Each atomic function of iris is a single task. On the most basic level iris is nothing more than a collection of tasks that can be combined in a multitude of ways to alter input documents.

A task can be everything from an abstract process, e.g. binarization, to a specific invocation of a particular program, e.g. the ocr_tesseract task. Some tasks are native python code while others call external software.


Executing singular tasks is rather useless. Celery is used to coordinate and distribute the execution of a set of tasks, commonly called a job. A job is nothing more than the execution of tasks in a predefined order and parallelization level.

Celery uses a message broker to communicate the tasks to be run to the machines of the compute cluster. This documentation will not explain the use of celery except on the most rudimentary leve.
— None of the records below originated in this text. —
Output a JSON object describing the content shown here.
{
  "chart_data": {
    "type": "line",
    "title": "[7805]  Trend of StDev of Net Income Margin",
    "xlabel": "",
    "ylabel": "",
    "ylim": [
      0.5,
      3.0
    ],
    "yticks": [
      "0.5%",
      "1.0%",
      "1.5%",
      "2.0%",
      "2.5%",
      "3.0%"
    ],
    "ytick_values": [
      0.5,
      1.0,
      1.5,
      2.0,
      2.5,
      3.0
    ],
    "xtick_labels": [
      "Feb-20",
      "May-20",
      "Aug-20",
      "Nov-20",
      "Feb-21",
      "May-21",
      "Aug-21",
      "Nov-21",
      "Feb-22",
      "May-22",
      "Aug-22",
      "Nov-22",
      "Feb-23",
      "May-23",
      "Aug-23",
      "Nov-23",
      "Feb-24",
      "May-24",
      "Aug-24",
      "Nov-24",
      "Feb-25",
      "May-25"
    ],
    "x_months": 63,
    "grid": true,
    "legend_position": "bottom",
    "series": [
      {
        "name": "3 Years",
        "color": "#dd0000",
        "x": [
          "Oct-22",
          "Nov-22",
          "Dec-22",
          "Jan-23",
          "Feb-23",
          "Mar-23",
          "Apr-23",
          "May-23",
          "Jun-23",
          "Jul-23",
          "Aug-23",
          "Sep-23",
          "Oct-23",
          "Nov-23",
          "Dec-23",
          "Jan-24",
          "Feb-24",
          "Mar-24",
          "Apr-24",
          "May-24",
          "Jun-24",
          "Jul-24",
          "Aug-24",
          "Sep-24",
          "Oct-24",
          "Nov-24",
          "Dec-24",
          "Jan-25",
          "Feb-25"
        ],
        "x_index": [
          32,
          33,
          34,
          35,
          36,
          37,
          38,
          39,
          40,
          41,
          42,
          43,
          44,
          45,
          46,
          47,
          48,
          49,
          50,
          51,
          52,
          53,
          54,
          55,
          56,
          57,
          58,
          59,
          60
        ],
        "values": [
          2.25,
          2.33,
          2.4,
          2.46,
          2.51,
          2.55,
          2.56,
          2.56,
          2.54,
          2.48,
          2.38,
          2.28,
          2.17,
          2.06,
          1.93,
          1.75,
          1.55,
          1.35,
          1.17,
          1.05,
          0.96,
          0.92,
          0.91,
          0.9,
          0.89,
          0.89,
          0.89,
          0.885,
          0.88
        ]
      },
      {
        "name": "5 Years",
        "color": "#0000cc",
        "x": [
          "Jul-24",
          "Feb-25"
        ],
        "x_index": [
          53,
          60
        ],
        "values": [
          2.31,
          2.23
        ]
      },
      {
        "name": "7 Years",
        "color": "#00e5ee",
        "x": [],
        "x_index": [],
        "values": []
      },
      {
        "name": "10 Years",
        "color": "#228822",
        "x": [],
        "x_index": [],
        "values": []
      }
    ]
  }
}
To learn more about celery peruse its documentation.


While celery can be used to distribute tasks it is unsuitable for file distribution. To ensure that each machine has access to the same data a common storage medium has to be used. Iris utilizes a simple directory on the file system for all its storage purposes which can be placed on a network file system like NFS to realize the synchronization between all machines in the cluster.

For single machine use a normal directory set apart from all other use is sufficient.

All tasks of a job usually operate inside a single subdirectory on the shared medium. This directory should be globally unique and ensures that there are no conflicts between jobs.